Recessão técnica; com -0,1% no PIB do 3º trimestre, País tem novo período de recuo da economia

A economia brasileira seguiu estagnada na passagem do segundo para o terceiro trimestre. Mesmo com a normalização de algumas atividades, a inflação pressionada e o mercado de trabalho ainda difícil impediram um impulso mais forte da demanda, enquanto desequilíbrios provocados pela pandemia ainda atrapalham a indústria.

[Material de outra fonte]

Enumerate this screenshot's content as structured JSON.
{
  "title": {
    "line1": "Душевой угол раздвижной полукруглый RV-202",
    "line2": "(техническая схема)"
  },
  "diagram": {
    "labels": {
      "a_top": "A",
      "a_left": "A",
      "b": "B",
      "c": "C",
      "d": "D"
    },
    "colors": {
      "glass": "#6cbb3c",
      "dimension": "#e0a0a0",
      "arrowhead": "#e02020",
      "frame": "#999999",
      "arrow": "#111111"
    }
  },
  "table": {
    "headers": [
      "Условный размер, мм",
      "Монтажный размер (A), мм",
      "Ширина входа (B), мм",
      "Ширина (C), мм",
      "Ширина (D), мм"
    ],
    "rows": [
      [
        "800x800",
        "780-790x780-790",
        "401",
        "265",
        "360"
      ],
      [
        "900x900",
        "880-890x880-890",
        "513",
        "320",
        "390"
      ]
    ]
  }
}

O resultado foi uma ligeira queda de 0,1% no Produto Interno Bruto (PIB, o valor de todos os produtos e serviços produzidos na economia em determinado período) no terceiro trimestre ante o segundo, informou nesta quinta-feira, 2, o Instituto Brasileiro de Geografia e Estatística (IBGE).

Após nove meses de avanços, do terceiro trimestre de 2020 ao primeiro deste ano, a economia parou a partir de abril. No segundo trimestre, o PIB caiu 0,4% ante os três primeiros meses do ano, conforme revisão anunciada também nesta quinta, pelo IBGE.

Com isso, a economia brasileira entrou em “recessão técnica”, como economistas de mercado chamam a situação em que ocorrem dois trimestres seguidos de retração no PIB.

No terceiro trimestre, a economia foi puxada, pela ótica da oferta, pelo setor de serviços, com avanço de 1,1% sobre o segundo trimestre. “Há uma normalização das atividades presenciais. Estamos colhendo os frutos da vacinação”, disse Alessandra Ribeiro, sócia e diretora de Macroeconomia da Tendências Consultoria, lembrando que essa “normalização” das atividades aparece no mercado de trabalho, com a recuperação de postos de trabalho, especialmente nos serviços presenciais.

Como responde por pouco mais de 70% do PIB, o setor de serviços puxa a atividade como um todo, mas, no terceiro trimestre, a indústria e a agropecuária seguraram o impulso, impedindo um crescimento maior.

Sob efeito de quebras de safra provocadas pela estiagem histórica no meio do ano, a agropecuária registrou queda de 8% sobre o segundo trimestre.

O PIB industrial ficou estagnado, ainda afetado pelos gargalos nas cadeias globais de produção, marcados pelo travamento do transporte marítimo e pela escassez de peças e componentes.

“Essa questão das cadeias globais de fornecimento continua. É um problema superrelevante. O tempo de entrega de insumos e peças, inclusive, está acima do primeiro momento da pandemia”, afirmou Alessandra Ribeiro.

Pela ótica da demanda, o motor da economia no terceiro trimestre foi o consumo das famílias, que cresceu 0,9% sobre o trimestre imediatamente anterior. Parte desse crescimento também tem a ver com a “normalização” da economia, uma vez que os consumidores de maior renda, menos afetados pela crise causada pela covid-19, puderam voltar a consumir, com a flexibilização de restrições impostas pela pandemia. Para quem teve a renda pouco ou nada afetada pela crise, a simples reabertura de negócios como salões de beleza, cinemas, bares e restaurantes já leva, quase que automaticamente, a um aumento do consumo.

Por outro lado, para o conjunto das famílias como um todo, o consumo é mais diretamente ligado à dinâmica de emprego e renda. Embora o mercado de trabalho venha apresentando recuperação, com geração de vagas, a retomada ainda não foi suficiente para repor todos os empregos perdidos na crise. Para piorar, as vagas que estão sendo abertas têm salários menores, e a aceleração da inflação nos últimos meses corrói a renda, segurando o apetite para o consumo entre as famílias de renda menor.